Bearbeiter: Christian Becker

Zitiervorschlag: BGH, 3 StR 105/21, Urteil v. 04.11.2021, HRRS 2022 Nr. 19


BGH 3 StR 105/21 - Urteil vom 4. November 2021 (LG Koblenz)

Rechtsfehlerhafte Beweiswürdigung bei freisprechendem Urteil (Prüfungsumfang; Widersprüche oder Lückenhaftigkeit; Hinweggehen über schwerwiegende Verdachtsmomente; fehlende Erörterung der Motivation für verschleierndes Nachtatverhalten).

§ 261 StPO

Leitsatz des Bearbeiters

Eine Beweiswürdigung kann ungeachtet des eingeschränkten revisionsgerichtlichen Prüfungsumfangs rechtsfehlerhaft sein, wenn sie über schwerwiegende Verdachtsmomente hinweggeht.
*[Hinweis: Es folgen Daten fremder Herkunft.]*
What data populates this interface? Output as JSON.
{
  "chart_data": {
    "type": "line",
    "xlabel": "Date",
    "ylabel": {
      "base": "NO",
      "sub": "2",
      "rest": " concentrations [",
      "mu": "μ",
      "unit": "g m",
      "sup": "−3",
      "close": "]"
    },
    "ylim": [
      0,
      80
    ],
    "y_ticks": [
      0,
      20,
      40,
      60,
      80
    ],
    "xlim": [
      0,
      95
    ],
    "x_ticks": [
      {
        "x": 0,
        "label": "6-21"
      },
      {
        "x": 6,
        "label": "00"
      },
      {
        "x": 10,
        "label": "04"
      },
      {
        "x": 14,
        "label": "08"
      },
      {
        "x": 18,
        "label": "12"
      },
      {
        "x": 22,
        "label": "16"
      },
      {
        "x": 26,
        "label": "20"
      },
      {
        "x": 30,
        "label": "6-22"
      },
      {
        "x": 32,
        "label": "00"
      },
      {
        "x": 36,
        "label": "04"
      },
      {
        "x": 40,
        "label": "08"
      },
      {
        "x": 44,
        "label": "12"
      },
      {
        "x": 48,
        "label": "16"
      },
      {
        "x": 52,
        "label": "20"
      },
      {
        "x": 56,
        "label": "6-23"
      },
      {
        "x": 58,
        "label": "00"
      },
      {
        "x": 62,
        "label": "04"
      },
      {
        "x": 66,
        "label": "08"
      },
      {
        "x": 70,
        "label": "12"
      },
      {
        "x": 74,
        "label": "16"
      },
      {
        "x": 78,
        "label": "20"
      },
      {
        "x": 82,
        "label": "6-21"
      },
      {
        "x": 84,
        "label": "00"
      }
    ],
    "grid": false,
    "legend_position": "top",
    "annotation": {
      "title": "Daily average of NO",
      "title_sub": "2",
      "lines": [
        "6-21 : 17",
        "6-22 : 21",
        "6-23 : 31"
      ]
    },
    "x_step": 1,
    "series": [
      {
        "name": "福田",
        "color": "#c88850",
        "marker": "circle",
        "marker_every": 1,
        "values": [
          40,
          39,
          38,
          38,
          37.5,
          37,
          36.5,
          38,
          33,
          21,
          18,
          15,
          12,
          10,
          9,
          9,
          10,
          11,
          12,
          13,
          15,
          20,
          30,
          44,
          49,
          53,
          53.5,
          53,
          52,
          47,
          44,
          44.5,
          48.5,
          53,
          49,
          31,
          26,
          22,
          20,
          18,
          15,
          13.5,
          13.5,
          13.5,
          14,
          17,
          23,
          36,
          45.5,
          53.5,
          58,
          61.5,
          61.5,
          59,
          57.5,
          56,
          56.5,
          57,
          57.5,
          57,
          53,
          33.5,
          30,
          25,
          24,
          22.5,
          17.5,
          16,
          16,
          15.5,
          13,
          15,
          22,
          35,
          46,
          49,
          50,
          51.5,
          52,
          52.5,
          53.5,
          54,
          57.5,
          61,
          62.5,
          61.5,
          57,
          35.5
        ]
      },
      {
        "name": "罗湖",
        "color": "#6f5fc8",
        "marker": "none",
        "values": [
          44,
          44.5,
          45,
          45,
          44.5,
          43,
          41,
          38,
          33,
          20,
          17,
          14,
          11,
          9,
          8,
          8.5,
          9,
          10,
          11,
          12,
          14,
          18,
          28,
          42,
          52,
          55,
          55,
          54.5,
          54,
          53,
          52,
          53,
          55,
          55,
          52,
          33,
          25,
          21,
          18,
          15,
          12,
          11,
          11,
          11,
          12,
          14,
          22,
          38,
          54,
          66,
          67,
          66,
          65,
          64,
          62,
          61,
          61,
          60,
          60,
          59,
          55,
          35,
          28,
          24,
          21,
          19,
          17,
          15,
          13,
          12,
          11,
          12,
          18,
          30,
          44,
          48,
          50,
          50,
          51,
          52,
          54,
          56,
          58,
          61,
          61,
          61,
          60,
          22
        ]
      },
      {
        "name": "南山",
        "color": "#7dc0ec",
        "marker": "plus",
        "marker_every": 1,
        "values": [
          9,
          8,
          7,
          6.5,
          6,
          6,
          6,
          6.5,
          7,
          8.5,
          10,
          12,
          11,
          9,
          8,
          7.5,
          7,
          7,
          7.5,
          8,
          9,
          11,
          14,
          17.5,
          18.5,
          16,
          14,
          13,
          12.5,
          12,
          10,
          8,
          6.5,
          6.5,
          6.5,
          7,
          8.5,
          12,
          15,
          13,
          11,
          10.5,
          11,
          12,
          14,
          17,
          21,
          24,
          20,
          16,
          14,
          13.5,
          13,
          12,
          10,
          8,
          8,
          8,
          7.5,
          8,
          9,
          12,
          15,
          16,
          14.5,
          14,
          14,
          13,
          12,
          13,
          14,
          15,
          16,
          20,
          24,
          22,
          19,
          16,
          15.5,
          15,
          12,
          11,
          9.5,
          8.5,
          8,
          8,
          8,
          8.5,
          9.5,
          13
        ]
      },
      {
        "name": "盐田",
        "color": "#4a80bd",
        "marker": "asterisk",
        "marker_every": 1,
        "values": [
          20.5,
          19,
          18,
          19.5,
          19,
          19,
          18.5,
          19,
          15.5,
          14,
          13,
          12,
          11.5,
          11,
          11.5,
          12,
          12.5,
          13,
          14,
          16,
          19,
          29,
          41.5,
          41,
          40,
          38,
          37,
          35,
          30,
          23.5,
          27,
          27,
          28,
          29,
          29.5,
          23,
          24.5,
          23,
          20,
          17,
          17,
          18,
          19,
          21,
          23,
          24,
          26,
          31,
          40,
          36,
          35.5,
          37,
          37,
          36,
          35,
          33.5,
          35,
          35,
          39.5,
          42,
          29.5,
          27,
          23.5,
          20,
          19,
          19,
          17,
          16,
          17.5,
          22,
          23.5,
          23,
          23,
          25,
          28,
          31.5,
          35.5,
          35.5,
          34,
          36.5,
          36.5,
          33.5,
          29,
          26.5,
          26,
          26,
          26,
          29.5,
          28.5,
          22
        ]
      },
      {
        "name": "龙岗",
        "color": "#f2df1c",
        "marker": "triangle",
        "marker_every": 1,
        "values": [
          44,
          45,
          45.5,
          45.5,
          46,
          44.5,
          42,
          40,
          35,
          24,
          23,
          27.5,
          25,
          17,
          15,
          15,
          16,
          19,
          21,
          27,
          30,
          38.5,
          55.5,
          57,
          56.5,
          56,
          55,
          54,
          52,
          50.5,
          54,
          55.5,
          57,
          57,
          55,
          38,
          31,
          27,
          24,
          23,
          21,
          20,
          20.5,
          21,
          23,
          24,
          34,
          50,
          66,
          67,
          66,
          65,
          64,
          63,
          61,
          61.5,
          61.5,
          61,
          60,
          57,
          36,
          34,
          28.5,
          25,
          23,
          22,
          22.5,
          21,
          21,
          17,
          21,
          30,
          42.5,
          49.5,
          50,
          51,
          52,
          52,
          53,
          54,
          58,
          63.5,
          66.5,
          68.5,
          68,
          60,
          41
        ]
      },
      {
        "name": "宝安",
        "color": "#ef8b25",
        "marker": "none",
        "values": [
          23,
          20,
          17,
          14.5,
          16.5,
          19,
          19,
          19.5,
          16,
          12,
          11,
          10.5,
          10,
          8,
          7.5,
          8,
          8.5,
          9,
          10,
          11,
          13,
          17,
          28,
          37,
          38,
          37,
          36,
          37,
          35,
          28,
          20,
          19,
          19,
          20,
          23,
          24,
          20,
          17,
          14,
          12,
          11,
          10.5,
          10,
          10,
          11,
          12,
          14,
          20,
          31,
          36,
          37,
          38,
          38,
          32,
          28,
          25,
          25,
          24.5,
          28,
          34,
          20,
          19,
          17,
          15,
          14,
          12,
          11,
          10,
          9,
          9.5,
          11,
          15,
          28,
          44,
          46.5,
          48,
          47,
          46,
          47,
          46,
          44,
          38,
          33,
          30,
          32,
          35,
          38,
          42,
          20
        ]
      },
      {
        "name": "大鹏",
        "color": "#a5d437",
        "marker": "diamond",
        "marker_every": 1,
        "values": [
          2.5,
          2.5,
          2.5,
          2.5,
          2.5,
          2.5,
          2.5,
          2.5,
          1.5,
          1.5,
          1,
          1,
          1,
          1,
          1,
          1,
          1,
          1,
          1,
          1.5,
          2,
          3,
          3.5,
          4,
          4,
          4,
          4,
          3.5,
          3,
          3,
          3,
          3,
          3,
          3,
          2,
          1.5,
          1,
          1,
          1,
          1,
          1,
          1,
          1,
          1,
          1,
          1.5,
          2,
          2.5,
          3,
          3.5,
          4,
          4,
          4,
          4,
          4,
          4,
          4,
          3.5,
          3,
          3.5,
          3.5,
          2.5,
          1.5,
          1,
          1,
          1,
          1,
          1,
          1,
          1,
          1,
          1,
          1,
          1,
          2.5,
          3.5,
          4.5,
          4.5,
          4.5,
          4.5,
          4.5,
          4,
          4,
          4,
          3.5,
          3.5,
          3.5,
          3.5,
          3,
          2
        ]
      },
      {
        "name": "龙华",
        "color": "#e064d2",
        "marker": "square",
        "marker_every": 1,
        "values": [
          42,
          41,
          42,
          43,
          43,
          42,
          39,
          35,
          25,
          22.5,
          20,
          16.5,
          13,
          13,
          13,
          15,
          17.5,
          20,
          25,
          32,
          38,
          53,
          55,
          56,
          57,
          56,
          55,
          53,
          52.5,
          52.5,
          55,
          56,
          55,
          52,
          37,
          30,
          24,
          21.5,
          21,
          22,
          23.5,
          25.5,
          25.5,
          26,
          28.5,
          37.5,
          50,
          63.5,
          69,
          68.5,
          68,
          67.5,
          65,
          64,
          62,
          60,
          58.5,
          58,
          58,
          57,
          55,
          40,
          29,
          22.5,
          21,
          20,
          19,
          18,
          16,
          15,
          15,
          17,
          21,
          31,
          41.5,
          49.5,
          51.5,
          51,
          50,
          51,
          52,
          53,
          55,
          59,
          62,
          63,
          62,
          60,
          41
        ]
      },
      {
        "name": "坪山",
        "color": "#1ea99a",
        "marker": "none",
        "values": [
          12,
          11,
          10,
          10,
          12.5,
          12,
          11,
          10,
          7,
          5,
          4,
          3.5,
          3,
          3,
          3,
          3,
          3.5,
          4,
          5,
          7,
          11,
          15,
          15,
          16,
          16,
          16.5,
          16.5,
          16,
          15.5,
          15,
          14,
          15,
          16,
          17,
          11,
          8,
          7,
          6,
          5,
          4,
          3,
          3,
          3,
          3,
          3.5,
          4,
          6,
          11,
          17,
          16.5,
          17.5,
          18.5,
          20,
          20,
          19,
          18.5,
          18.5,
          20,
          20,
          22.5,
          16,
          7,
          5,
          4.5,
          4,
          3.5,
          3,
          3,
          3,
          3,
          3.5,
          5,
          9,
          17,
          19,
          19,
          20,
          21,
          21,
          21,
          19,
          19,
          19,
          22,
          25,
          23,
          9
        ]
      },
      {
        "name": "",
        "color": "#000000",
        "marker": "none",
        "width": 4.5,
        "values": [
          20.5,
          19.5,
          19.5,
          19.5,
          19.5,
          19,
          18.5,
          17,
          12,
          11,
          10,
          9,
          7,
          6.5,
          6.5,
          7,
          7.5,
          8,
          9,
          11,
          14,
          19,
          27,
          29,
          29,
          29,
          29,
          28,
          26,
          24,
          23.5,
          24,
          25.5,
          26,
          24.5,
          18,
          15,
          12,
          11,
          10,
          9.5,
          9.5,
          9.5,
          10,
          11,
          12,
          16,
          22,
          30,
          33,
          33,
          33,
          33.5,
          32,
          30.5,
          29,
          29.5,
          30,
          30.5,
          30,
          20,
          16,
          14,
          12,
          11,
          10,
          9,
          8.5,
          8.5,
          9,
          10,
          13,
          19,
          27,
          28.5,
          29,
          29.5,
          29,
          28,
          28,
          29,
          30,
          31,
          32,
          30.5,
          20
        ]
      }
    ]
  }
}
Das kann der Fall sein, wenn das Tatgericht es unterlässt, die Motivation für ein festgestelltes verschleierndes Nachtatverhalten des freigesprochenen Angeklagten zu erörtern.

Entscheidungstenor

Auf die Revision der Staatsanwaltschaft wird das Urteil des Landgerichts Koblenz vom 24. November 2020 mit den Feststellungen aufgehoben.

Die Sache wird zu neuer Verhandlung und Entscheidung, auch über die Kosten des Rechtsmittels, an eine andere Strafkammer des Landgerichts zurückverwiesen.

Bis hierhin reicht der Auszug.